Slowly, painfully slowly I start feeling a little bit better and can add food on but those two weeks made a mark, I had lost 15 lbs. Granted not at all the way you want to lose weight, but I took a photo of the scale anyway! All of my pants and my jackets were bigger than I expected. Eventually, I no longer have to use the cold cloths and I stop feeling so overheated all the time. Things aren’t perfect, but I’m glad for feeling better, to start eating something that starts to look like meals instead of a random collection of snacks.

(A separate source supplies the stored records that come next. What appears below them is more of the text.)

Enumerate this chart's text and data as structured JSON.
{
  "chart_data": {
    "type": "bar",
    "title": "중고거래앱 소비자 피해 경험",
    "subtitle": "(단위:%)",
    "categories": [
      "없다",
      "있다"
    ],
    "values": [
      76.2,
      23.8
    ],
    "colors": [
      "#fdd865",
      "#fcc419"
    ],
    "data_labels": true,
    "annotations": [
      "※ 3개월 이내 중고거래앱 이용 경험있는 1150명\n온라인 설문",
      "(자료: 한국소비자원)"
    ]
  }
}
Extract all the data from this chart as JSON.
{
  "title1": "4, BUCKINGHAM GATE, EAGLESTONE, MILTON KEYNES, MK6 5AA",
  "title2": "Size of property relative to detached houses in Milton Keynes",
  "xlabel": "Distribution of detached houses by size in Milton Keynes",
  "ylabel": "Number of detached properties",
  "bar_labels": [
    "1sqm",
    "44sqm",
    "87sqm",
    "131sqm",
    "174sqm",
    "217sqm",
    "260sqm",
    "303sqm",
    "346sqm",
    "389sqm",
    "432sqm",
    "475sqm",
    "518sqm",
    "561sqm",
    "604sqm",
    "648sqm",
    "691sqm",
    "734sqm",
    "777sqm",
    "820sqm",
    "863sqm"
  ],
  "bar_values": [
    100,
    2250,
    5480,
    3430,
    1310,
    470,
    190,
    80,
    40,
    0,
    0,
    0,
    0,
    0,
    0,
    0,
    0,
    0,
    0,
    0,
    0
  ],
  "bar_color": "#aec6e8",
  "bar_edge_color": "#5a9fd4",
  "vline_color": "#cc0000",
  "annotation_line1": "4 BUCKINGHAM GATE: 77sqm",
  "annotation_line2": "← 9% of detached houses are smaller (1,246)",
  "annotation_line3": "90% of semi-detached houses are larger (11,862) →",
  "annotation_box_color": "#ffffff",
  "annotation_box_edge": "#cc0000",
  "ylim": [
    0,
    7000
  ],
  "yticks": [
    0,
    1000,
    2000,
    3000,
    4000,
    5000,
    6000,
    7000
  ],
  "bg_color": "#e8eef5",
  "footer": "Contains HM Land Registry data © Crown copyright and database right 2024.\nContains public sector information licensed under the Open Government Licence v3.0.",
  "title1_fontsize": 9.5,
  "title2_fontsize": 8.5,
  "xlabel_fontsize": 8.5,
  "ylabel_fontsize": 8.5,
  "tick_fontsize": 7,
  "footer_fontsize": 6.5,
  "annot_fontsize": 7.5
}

Finally, my pain management appointment comes up and I look forward to maybe some solution, or if nothing else being able to express how little I knew about what I was asking to take. I did get to tell the doctor that I knew absolutely nothing really about what Bup/nal was about…too bad, it wasn’t to the doctor that actually put me on the medication, it was to her partner. Don’t worry, when I talk to her I’ll let her know I just had no idea what I was getting into. Sadly I wasn’t given any sort of solution, other than to be told that I didn’t have to take all of a strip if I didn’t want to, so I have weaned off about half a strip total. Effectively I was told that as long as there was a benefit and things didn’t get worse, I should try to power through. The doc said he thought it was likely that I had some kind of upper respiratory infection and it was just crazy timing.

Where am I today? Why has it taken me SO LONG to finish this post? Well it’s been about 3 weeks from that doctor’s appointment and for two of those K and I were out of state in Arizona and Nevada, visiting Dad and K’s mom, which means that I flew not at 100%. The trip wasn’t as horrible as I was afraid it would be, although there were 2 days where I ultimately had to call off doing anything with anyone. Added to everything else I figured out that certain seats will make me feel congested and gunky, and cars have far more of that problem than anything else. While down there I got a lot more congested, and I discovered that neti pots probably aren’t as crazy as I thought they were. I haven’t used an actual neti pot, but I came across a similar if an updated idea, which is basically a squeeze bottle you use to shoot saline through your sinus’. That thing worked better than anything else to help make my life easier.

Sadly I’m STILL not back to normal, I’m much better than I was, but I still have to be careful about what I’m eating/drinking, and I feel like I run out of breath more than I like. But is that real, or is it anxiety?! Fun huh? Yes, I’ve gone to my GP, and really what all can she tell me. I am trying cutting something out of my pill regimen to try and eliminate a possible cause, and I see my pain management again tomorrow so I guess we’ll see. I do feel like I’m at a bit of a standstill as I don’t seem to be getting any better than I currently am. I still personally feel like it’s a medication side effect, otherwise, you’d think I’d have gotten worse or better by now.

Sigh. So where does that leave me? With better pain management than anything else I’ve tried, but miserable in other ways. Without knowing if this is 100% a side effect issue, how can any doctor know how to help me, or even what might be wrong?